Thanks for reading. I just had to get that off my chest.

We know that we need 'global' brain function to be able to function even at a basic waking state level, so it's hardly likely that a small amount of residual electrical activity in a dying brain can produce the most profound, expansive, coherent and meaningful experiences of the individual's entire life.

MP: "I’d have to go through all 1600 posts, cull the best, and create links to them. It’s doable, but sounds like a chore."

You could do it a bit at a time, say five or ten a day, starting with the oldest. You could defer posting any to Favorites until you'd done them all and had a chance to review them. Or you could post them as you went, reserving the right to make deletions and additions later.

>Just in general, the user seems to think that this proves that NDEs, and all other spiritual experiences, are brain based and due to a “sick and diseased brain”.

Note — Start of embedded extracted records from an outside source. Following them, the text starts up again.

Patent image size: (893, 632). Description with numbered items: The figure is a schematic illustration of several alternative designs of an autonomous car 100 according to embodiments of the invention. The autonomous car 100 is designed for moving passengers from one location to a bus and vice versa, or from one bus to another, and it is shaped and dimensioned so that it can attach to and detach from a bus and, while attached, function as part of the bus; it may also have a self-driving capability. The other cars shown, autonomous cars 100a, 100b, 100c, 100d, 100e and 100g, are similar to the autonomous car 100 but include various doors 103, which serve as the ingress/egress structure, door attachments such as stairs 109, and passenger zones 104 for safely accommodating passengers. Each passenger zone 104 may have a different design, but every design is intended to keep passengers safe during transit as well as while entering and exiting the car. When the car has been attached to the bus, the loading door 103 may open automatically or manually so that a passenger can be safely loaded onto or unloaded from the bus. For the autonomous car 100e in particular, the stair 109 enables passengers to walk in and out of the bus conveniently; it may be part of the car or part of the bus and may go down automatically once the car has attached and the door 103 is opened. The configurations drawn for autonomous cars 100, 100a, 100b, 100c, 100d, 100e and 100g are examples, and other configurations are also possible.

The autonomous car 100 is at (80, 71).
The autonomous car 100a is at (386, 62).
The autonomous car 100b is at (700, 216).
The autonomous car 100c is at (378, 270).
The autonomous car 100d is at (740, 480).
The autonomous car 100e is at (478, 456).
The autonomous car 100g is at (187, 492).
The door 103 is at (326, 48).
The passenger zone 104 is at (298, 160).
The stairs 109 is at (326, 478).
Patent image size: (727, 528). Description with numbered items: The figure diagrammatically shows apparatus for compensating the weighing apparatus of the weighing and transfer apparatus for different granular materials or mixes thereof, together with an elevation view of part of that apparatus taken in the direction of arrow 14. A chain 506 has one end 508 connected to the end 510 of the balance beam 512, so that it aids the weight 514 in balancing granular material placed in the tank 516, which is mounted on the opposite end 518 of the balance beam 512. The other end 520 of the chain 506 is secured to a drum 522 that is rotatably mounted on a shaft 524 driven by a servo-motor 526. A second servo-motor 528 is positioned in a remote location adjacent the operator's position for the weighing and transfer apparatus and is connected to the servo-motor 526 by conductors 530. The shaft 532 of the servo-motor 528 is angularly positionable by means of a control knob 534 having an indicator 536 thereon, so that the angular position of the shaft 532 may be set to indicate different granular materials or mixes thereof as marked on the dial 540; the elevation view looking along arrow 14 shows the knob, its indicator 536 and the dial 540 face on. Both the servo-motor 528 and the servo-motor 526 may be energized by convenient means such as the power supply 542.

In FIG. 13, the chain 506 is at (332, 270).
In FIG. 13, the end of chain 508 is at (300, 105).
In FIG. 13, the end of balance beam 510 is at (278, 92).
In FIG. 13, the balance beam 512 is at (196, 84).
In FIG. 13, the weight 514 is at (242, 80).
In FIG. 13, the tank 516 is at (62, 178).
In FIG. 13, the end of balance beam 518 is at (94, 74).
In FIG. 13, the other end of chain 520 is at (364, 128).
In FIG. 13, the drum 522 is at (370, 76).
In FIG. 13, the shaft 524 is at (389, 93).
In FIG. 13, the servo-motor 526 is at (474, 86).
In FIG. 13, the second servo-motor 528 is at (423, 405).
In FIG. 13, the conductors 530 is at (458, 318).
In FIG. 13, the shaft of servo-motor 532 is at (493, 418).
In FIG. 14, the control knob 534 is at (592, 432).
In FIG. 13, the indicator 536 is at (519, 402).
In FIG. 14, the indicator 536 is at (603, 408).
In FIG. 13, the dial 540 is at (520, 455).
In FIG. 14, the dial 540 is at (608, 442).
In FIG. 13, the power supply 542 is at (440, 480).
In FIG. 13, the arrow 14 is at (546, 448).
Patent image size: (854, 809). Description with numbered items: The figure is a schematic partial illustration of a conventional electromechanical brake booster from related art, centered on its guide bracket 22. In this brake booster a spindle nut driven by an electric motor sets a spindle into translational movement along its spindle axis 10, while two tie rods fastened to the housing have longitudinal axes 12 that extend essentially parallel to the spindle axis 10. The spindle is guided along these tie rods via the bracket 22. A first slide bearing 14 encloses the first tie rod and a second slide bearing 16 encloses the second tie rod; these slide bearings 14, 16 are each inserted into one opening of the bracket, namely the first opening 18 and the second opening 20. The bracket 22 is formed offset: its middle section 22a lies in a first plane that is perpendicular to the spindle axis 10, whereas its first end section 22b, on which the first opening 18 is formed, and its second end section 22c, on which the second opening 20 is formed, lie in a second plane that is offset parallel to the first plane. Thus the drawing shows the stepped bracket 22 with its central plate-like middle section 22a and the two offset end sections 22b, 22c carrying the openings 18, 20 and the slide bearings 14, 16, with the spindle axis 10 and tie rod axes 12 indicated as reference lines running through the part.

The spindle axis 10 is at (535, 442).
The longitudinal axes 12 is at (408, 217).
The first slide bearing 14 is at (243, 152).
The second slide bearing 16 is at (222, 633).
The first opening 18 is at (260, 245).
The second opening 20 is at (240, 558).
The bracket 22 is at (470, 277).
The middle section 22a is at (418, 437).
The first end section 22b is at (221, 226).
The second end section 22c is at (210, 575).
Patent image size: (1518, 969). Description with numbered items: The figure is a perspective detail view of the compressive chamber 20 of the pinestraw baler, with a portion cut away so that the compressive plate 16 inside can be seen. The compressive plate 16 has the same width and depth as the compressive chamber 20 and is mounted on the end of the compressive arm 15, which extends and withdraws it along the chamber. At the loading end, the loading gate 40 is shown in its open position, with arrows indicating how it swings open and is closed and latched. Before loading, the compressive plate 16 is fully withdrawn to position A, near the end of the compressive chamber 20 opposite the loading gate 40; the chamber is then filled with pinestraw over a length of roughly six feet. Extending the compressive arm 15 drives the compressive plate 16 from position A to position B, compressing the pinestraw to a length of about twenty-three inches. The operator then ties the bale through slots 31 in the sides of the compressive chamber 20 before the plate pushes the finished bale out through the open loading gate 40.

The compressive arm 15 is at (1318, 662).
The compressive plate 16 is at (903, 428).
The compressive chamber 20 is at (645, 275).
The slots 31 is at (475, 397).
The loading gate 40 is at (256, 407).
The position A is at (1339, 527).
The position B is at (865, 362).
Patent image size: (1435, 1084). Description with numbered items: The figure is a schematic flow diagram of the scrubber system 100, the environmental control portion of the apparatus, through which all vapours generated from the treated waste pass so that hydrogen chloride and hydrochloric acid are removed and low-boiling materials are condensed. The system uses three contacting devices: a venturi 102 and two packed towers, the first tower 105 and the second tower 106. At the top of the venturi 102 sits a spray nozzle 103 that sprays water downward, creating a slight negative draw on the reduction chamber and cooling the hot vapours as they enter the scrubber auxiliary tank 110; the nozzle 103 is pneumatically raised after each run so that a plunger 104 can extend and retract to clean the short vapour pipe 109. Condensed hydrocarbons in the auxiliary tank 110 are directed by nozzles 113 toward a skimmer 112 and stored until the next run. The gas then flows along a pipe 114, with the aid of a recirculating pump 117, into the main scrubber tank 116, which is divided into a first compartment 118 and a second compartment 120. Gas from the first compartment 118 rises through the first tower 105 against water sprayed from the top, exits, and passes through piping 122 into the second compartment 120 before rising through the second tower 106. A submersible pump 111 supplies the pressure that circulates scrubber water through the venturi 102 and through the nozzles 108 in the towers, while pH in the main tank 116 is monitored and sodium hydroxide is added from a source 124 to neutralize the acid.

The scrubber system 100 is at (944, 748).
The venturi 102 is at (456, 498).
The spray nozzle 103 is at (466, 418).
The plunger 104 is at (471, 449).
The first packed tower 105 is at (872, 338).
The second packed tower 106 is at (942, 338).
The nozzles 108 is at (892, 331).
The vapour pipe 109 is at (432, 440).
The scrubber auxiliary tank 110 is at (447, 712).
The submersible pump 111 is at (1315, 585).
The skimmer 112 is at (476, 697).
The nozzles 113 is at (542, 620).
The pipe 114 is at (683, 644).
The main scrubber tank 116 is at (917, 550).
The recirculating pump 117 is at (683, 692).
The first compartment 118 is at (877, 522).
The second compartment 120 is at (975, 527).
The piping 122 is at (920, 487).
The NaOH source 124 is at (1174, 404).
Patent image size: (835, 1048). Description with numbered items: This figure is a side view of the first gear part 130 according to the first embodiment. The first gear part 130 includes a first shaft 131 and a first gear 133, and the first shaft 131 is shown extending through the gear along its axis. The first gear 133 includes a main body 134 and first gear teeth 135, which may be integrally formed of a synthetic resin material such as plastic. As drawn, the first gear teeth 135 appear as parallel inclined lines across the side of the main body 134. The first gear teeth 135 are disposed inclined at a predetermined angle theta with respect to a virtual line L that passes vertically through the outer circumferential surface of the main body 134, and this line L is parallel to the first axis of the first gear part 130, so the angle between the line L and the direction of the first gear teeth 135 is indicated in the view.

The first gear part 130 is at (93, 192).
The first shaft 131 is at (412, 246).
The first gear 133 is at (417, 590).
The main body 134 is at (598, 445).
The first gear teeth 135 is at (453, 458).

Well someone would have to change that, as for example, Bernardo Kastrup: following his approach, if all NDEs are caused by the nervous system, then only a small neural activity would be necessary to cause complex experiences, but then why do we have such complex nervous systems? It has no sense. What makes sense is that the neural activity is not the cause of the experience, but only its public image, observable by others, so that the experience can continue although it lacks an image, where the NDEs are a kind of evidence about an afterlife as apparitions, mediumship and memories of past lives.

"Incidentally, I just noticed that with this repost, I've published 1600 entries to this blog. Yikes! That's a lot of bloviating."

That's a lot of deeply interesting, informative, thought-provoking bloviating.....thank you very much Michael. ..long may it continue!! Thanks also to all the wonderful commentators, I've deeply enjoyed silently reading it all over the years.